Nontraditional students increasing nationwide

KU follows trend in most categories, except age

April Floyd didn’t enter college when she was 19. She gave birth to a daughter.

Now, 10 years later, Floyd, Basehor, is on her way to completing a Kansas University architectural engineering degree she’s wanted for as long as she can remember.

“Mom was 16 when she had me, and I wanted to break that cycle,” Floyd said. “I wanted to show my daughter it could be done.”

The number of nontraditional students such as Floyd is increasing nationwide, according to a U.S. Department of Education report released last week.

Under the department’s broad definition, more than 75 percent of undergraduate students in the United States are nontraditional. According to the federal government, nontraditional students are those who are financially independent, attend part time, didn’t enroll directly after high school, work full time, have dependents or earned a GED.

The percentage, based on the 1999-2000 academic year, is up from 73 percent in the 1992-1993 year.

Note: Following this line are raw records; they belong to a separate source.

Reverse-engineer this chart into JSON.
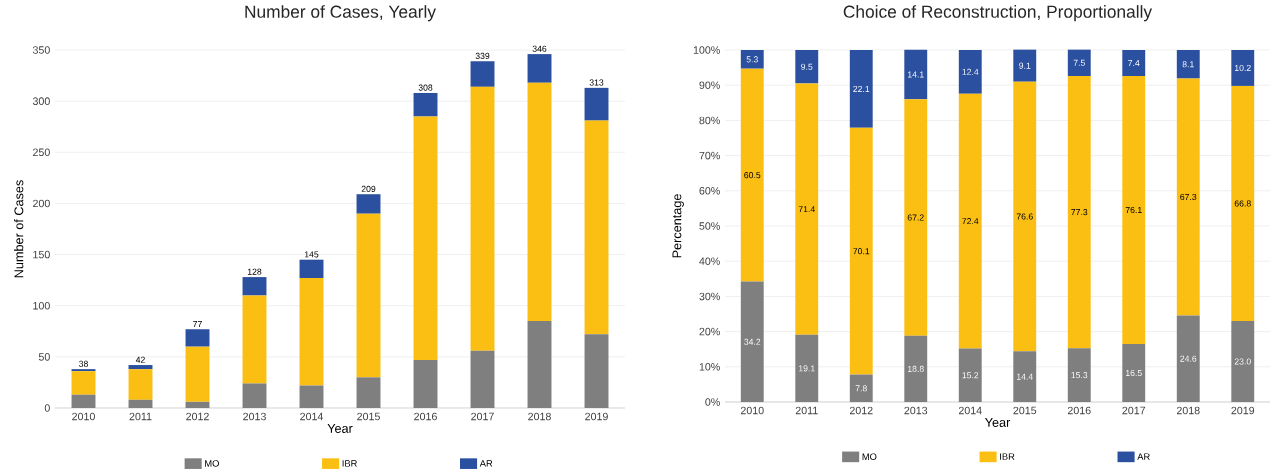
{
  "chart_data": [
    {
      "type": "bar",
      "title": "Number of Cases, Yearly",
      "xlabel": "Year",
      "ylabel": "Number of Cases",
      "stacked": true,
      "grid": "y",
      "legend": "bottom",
      "categories": [
        "2010",
        "2011",
        "2012",
        "2013",
        "2014",
        "2015",
        "2016",
        "2017",
        "2018",
        "2019"
      ],
      "series": [
        {
          "name": "MO",
          "color": "#7f7f7f",
          "values": [
            13,
            8,
            6,
            24,
            22,
            30,
            47,
            56,
            85,
            72
          ]
        },
        {
          "name": "IBR",
          "color": "#fbbf14",
          "values": [
            23,
            30,
            54,
            86,
            105,
            160,
            238,
            258,
            233,
            209
          ]
        },
        {
          "name": "AR",
          "color": "#2a509f",
          "values": [
            2,
            4,
            17,
            18,
            18,
            19,
            23,
            25,
            28,
            32
          ]
        }
      ],
      "totals": [
        "38",
        "42",
        "77",
        "128",
        "145",
        "209",
        "308",
        "339",
        "346",
        "313"
      ],
      "ylim": [
        0,
        350
      ],
      "yticks": [
        0,
        50,
        100,
        150,
        200,
        250,
        300,
        350
      ]
    },
    {
      "type": "bar",
      "title": "Choice of Reconstruction, Proportionally",
      "xlabel": "Year",
      "ylabel": "Percentage",
      "stacked": true,
      "grid": "y",
      "legend": "bottom",
      "categories": [
        "2010",
        "2011",
        "2012",
        "2013",
        "2014",
        "2015",
        "2016",
        "2017",
        "2018",
        "2019"
      ],
      "series": [
        {
          "name": "MO",
          "color": "#7f7f7f",
          "values": [
            34.2,
            19.1,
            7.8,
            18.8,
            15.2,
            14.4,
            15.3,
            16.5,
            24.6,
            23.0
          ],
          "value_labels": [
            "34.2",
            "19.1",
            "7.8",
            "18.8",
            "15.2",
            "14.4",
            "15.3",
            "16.5",
            "24.6",
            "23.0"
          ]
        },
        {
          "name": "IBR",
          "color": "#fbbf14",
          "values": [
            60.5,
            71.4,
            70.1,
            67.2,
            72.4,
            76.6,
            77.3,
            76.1,
            67.3,
            66.8
          ],
          "value_labels": [
            "60.5",
            "71.4",
            "70.1",
            "67.2",
            "72.4",
            "76.6",
            "77.3",
            "76.1",
            "67.3",
            "66.8"
          ]
        },
        {
          "name": "AR",
          "color": "#2a509f",
          "values": [
            5.3,
            9.5,
            22.1,
            14.1,
            12.4,
            9.1,
            7.5,
            7.4,
            8.1,
            10.2
          ],
          "value_labels": [
            "5.3",
            "9.5",
            "22.1",
            "14.1",
            "12.4",
            "9.1",
            "7.5",
            "7.4",
            "8.1",
            "10.2"
          ]
        }
      ],
      "ylim": [
        0,
        100
      ],
      "yticks": [
        {
          "value": 0,
          "label": "0%"
        },
        {
          "value": 10,
          "label": "10%"
        },
        {
          "value": 20,
          "label": "20%"
        },
        {
          "value": 30,
          "label": "30%"
        },
        {
          "value": 40,
          "label": "40%"
        },
        {
          "value": 50,
          "label": "50%"
        },
        {
          "value": 60,
          "label": "60%"
        },
        {
          "value": 70,
          "label": "70%"
        },
        {
          "value": 80,
          "label": "80%"
        },
        {
          "value": 90,
          "label": "90%"
        },
        {
          "value": 100,
          "label": "100%"
        }
      ]
    }
  ]
}
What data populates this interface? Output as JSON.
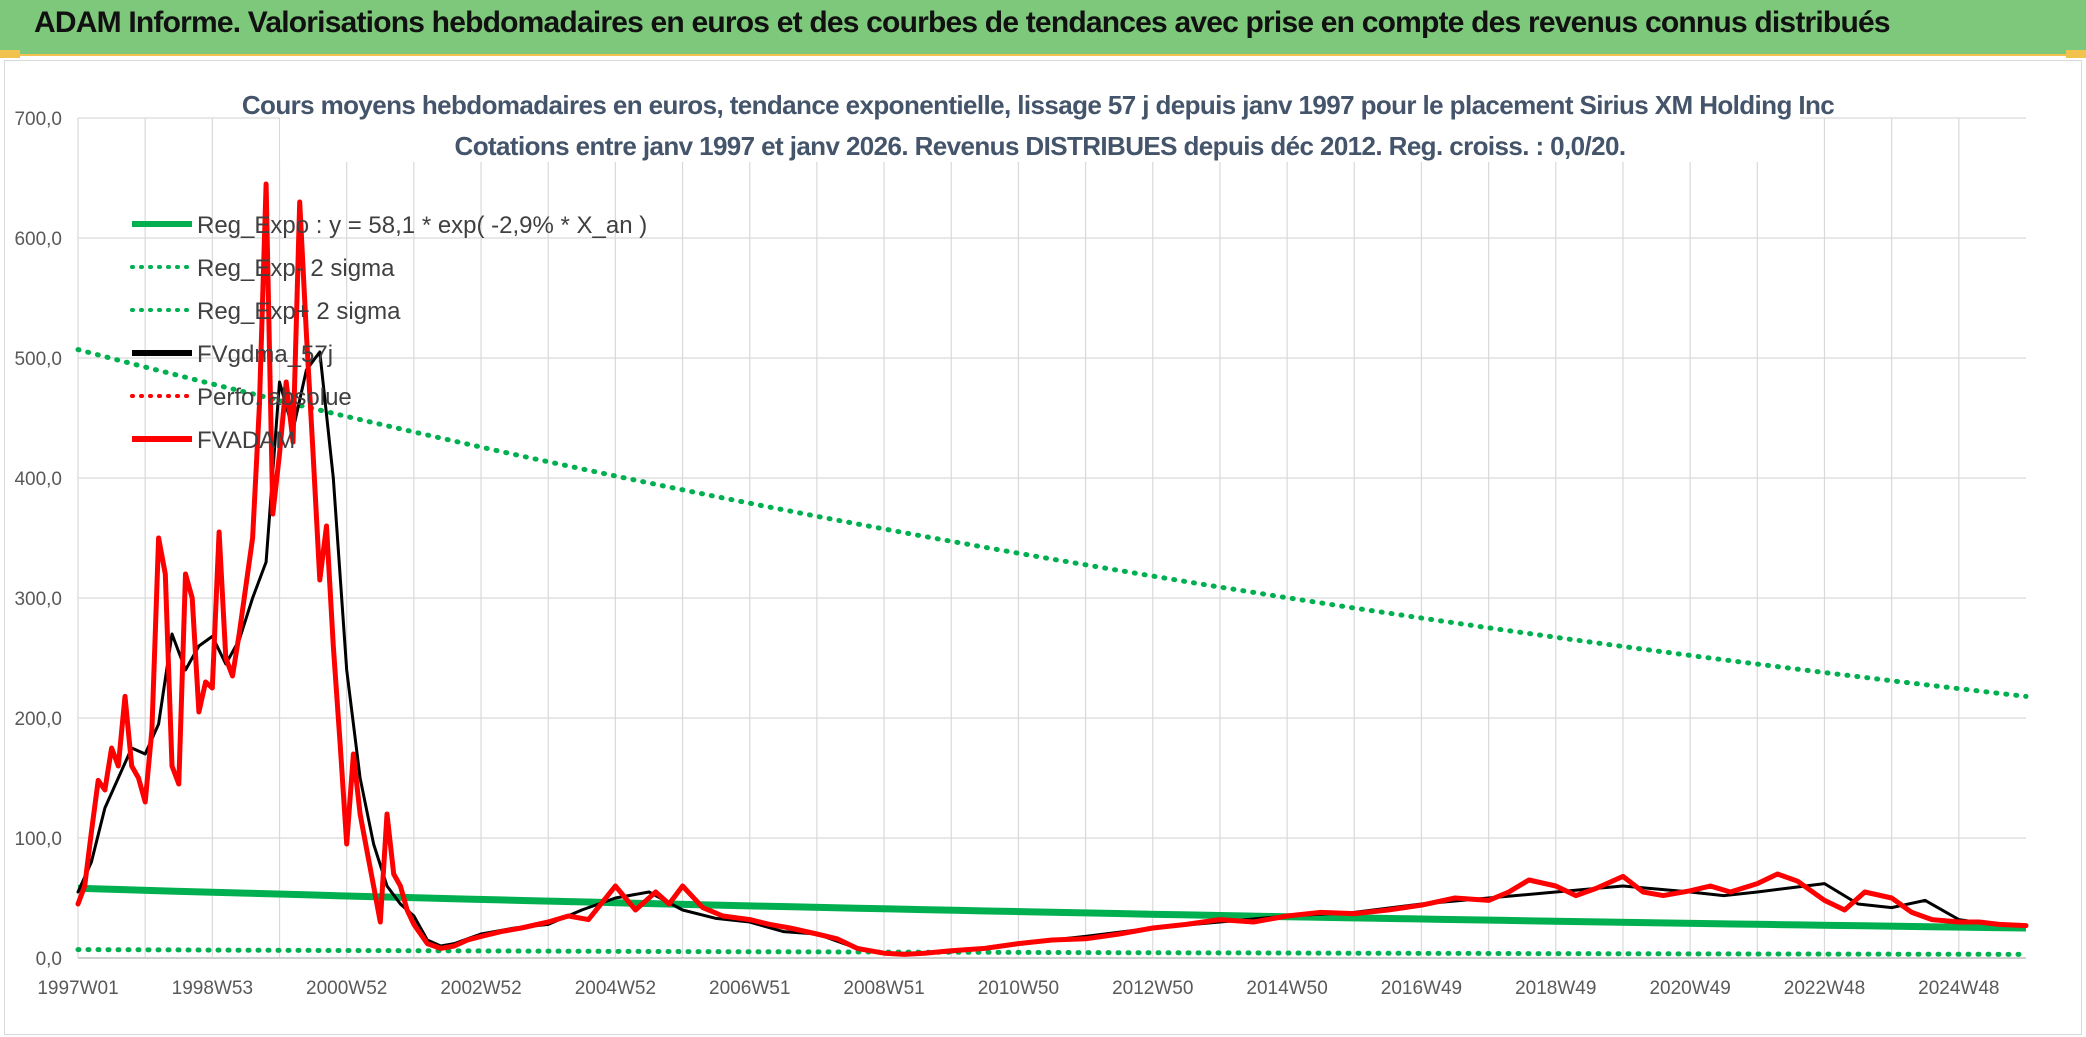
{
  "header": {
    "title": "ADAM Informe. Valorisations hebdomadaires en euros et des courbes de tendances avec prise en compte des revenus connus distribués"
  },
  "colors": {
    "banner": "#7dc87a",
    "green": "#00b050",
    "red": "#ff0000",
    "black": "#000000",
    "grid": "#d9d9d9",
    "title": "#44546a"
  },
  "chart_data": {
    "type": "line",
    "title": "Cours moyens hebdomadaires en euros, tendance exponentielle, lissage 57 j depuis janv 1997 pour le placement Sirius XM Holding Inc",
    "subtitle": "Cotations entre janv 1997 et janv 2026. Revenus DISTRIBUES depuis déc 2012. Reg. croiss. : 0,0/20.",
    "xlabel": "",
    "ylabel": "",
    "ylim": [
      0,
      700
    ],
    "xlim": [
      1997.0,
      2026.0
    ],
    "grid": true,
    "legend_position": "top-left",
    "y_ticks": [
      "0,0",
      "100,0",
      "200,0",
      "300,0",
      "400,0",
      "500,0",
      "600,0",
      "700,0"
    ],
    "x_ticks": [
      {
        "label": "1997W01",
        "x": 1997.0
      },
      {
        "label": "1998W53",
        "x": 1999.0
      },
      {
        "label": "2000W52",
        "x": 2001.0
      },
      {
        "label": "2002W52",
        "x": 2003.0
      },
      {
        "label": "2004W52",
        "x": 2005.0
      },
      {
        "label": "2006W51",
        "x": 2007.0
      },
      {
        "label": "2008W51",
        "x": 2009.0
      },
      {
        "label": "2010W50",
        "x": 2011.0
      },
      {
        "label": "2012W50",
        "x": 2013.0
      },
      {
        "label": "2014W50",
        "x": 2015.0
      },
      {
        "label": "2016W49",
        "x": 2017.0
      },
      {
        "label": "2018W49",
        "x": 2019.0
      },
      {
        "label": "2020W49",
        "x": 2021.0
      },
      {
        "label": "2022W48",
        "x": 2023.0
      },
      {
        "label": "2024W48",
        "x": 2025.0
      }
    ],
    "legend": [
      {
        "name": "Reg_Expo : y = 58,1 * exp( -2,9% *  X_an )",
        "color": "#00b050",
        "style": "solid"
      },
      {
        "name": "Reg_Exp- 2 sigma",
        "color": "#00b050",
        "style": "dotted"
      },
      {
        "name": "Reg_Exp+ 2 sigma",
        "color": "#00b050",
        "style": "dotted"
      },
      {
        "name": "FVgdma_57j",
        "color": "#000000",
        "style": "solid"
      },
      {
        "name": "Perfo. absolue",
        "color": "#ff0000",
        "style": "dotted"
      },
      {
        "name": "FVADAM",
        "color": "#ff0000",
        "style": "solid"
      }
    ],
    "series": [
      {
        "name": "Reg_Expo",
        "x": [
          1997.0,
          2026.0
        ],
        "values": [
          58.1,
          25.0
        ]
      },
      {
        "name": "Reg_Exp- 2 sigma",
        "x": [
          1997.0,
          2026.0
        ],
        "values": [
          7.0,
          3.0
        ]
      },
      {
        "name": "Reg_Exp+ 2 sigma",
        "x": [
          1997.0,
          2026.0
        ],
        "values": [
          507.0,
          218.0
        ]
      },
      {
        "name": "FVgdma_57j",
        "x": [
          1997.0,
          1997.2,
          1997.4,
          1997.6,
          1997.8,
          1998.0,
          1998.2,
          1998.4,
          1998.6,
          1998.8,
          1999.0,
          1999.2,
          1999.4,
          1999.6,
          1999.8,
          2000.0,
          2000.2,
          2000.4,
          2000.6,
          2000.8,
          2001.0,
          2001.2,
          2001.4,
          2001.6,
          2001.8,
          2002.0,
          2002.2,
          2002.4,
          2002.6,
          2002.8,
          2003.0,
          2003.5,
          2004.0,
          2004.5,
          2005.0,
          2005.5,
          2006.0,
          2006.5,
          2007.0,
          2007.5,
          2008.0,
          2008.5,
          2009.0,
          2009.5,
          2010.0,
          2011.0,
          2012.0,
          2013.0,
          2014.0,
          2015.0,
          2016.0,
          2017.0,
          2018.0,
          2019.0,
          2020.0,
          2021.0,
          2021.5,
          2022.0,
          2023.0,
          2023.5,
          2024.0,
          2024.5,
          2025.0,
          2025.5,
          2026.0
        ],
        "values": [
          55,
          80,
          125,
          150,
          175,
          170,
          195,
          270,
          240,
          260,
          268,
          245,
          265,
          300,
          330,
          480,
          440,
          490,
          505,
          400,
          240,
          150,
          95,
          60,
          45,
          35,
          15,
          10,
          12,
          16,
          20,
          25,
          28,
          40,
          50,
          55,
          40,
          33,
          30,
          22,
          20,
          10,
          4,
          4,
          5,
          12,
          18,
          25,
          30,
          35,
          38,
          45,
          50,
          55,
          60,
          55,
          52,
          55,
          62,
          45,
          42,
          48,
          32,
          28,
          27
        ]
      },
      {
        "name": "FVADAM",
        "x": [
          1997.0,
          1997.1,
          1997.2,
          1997.3,
          1997.4,
          1997.5,
          1997.6,
          1997.7,
          1997.8,
          1997.9,
          1998.0,
          1998.1,
          1998.2,
          1998.3,
          1998.4,
          1998.5,
          1998.6,
          1998.7,
          1998.8,
          1998.9,
          1999.0,
          1999.1,
          1999.2,
          1999.3,
          1999.4,
          1999.5,
          1999.6,
          1999.7,
          1999.8,
          1999.9,
          2000.0,
          2000.1,
          2000.2,
          2000.3,
          2000.4,
          2000.5,
          2000.6,
          2000.7,
          2000.8,
          2000.9,
          2001.0,
          2001.1,
          2001.2,
          2001.3,
          2001.4,
          2001.5,
          2001.6,
          2001.7,
          2001.8,
          2001.9,
          2002.0,
          2002.2,
          2002.4,
          2002.6,
          2002.8,
          2003.0,
          2003.3,
          2003.6,
          2004.0,
          2004.3,
          2004.6,
          2005.0,
          2005.3,
          2005.6,
          2005.8,
          2006.0,
          2006.3,
          2006.6,
          2007.0,
          2007.3,
          2007.6,
          2008.0,
          2008.3,
          2008.6,
          2009.0,
          2009.3,
          2009.6,
          2010.0,
          2010.5,
          2011.0,
          2011.5,
          2012.0,
          2012.5,
          2013.0,
          2013.5,
          2014.0,
          2014.5,
          2015.0,
          2015.5,
          2016.0,
          2016.5,
          2017.0,
          2017.5,
          2018.0,
          2018.3,
          2018.6,
          2019.0,
          2019.3,
          2019.6,
          2020.0,
          2020.3,
          2020.6,
          2021.0,
          2021.3,
          2021.6,
          2022.0,
          2022.3,
          2022.6,
          2023.0,
          2023.3,
          2023.6,
          2024.0,
          2024.3,
          2024.6,
          2025.0,
          2025.3,
          2025.6,
          2026.0
        ],
        "values": [
          45,
          60,
          105,
          148,
          140,
          175,
          160,
          218,
          160,
          150,
          130,
          190,
          350,
          320,
          160,
          145,
          320,
          300,
          205,
          230,
          225,
          355,
          250,
          235,
          270,
          310,
          350,
          460,
          645,
          370,
          420,
          480,
          430,
          630,
          520,
          420,
          315,
          360,
          260,
          180,
          95,
          170,
          120,
          90,
          60,
          30,
          120,
          70,
          60,
          40,
          28,
          12,
          8,
          10,
          15,
          18,
          22,
          25,
          30,
          35,
          32,
          60,
          40,
          55,
          45,
          60,
          42,
          35,
          32,
          28,
          25,
          20,
          16,
          8,
          4,
          3,
          4,
          6,
          8,
          12,
          15,
          16,
          20,
          25,
          28,
          32,
          30,
          35,
          38,
          37,
          40,
          44,
          50,
          48,
          55,
          65,
          60,
          52,
          58,
          68,
          55,
          52,
          56,
          60,
          55,
          62,
          70,
          64,
          48,
          40,
          55,
          50,
          38,
          32,
          30,
          30,
          28,
          27
        ]
      }
    ]
  }
}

The report also cites the need for universities to attend to the needs of nontraditional students, because 50 percent of them leave school without a degree, compared with 12 percent of traditional students.

Narrower definition

KU’s definition of nontraditional student is less broad. At KU, a nontraditional undergraduate is anyone who:

Delays enrollment after high school at least three years.

Commutes at least 10 miles to campus.

Is a parent or is married.

Is a military veteran.

KU doesn’t keep official numbers on how many students fall into one or more of those categories.

But based solely on age, the number of nontraditional students appears to be decreasing. In fall 1993, when KU began recording the ages of undergraduates, 11.5 percent of students were 25 or older. That number was 7.4 percent last fall.

Laura Morgan, assistant director of KU’s Student Development Center, said nontraditional students added another type of diversity at KU.

“As far as adding variety and real-life experience in the classroom, I think faculty relish the perspective nontraditional students bring,” she said.

Though the number of students over 25 is decreasing, Morgan said other types of nontraditional students including commuters are on the rise.

“We try to capture and not label students but use our services to systematically do some outreach for students who have more than the average difficulties to surmount when getting their degrees here,” she said.

Balancing responsibility

Floyd, 29, felt those difficulties from the start.

After years of being a stay-at-home mom, she decided to attend KU four years ago. Someday she wants to restore historical buildings.

She said she felt like she had to prove herself to her professors and to her fellow students, who were as much as seven years younger than her.

“You have to re-learn everything again,” she said. “You don’t realize you know how to study until you don’t do it for awhile.”

And having to study in the evening didn’t mean her home responsibilities went away.

“You’re trying to balance being a wife, a mother and a student,” she said. “At some point you have to accept Cs and Bs are pretty damn good and As are a miracle.”

Travis Plummer, who finishes his classwork in electrical engineering and computer science this summer, faced similar challenges. He took some classes at Labette County Community College and Pittsburg State University before joining the Navy 10 years ago.

“When I initially got out of high school, I went to college, but I didn’t really know what I wanted to do,” he said. “So I joined the military.”

‘It’s personal’

Plummer, 29, plans to someday earn his master’s degree but plans to spend the remaining nine years in the Navy until his retirement.

Dori Gerdes, an administrative specialist at KU’s Hall Center for the Humanities, will begin work on a marketing and communications degree at KU this fall.

Gerdes, 33, has a 12-year-old daughter and is engaged to be married next year. She previously spent a semester each at Ohio University, Ohio State University and Johnson County Community College.

“I was such a young mother,” she said. “I tried college, but it was too tough to juggle being a single mom and taking classes full time.”

She said she’d like the additional money and stature a bachelor’s degree brings. But that’s not her only reason for taking classes.

“It’s personal,” she said. “It’s just to further my education to eventually say I have a degree. It’s been my goal in life since I was a child.”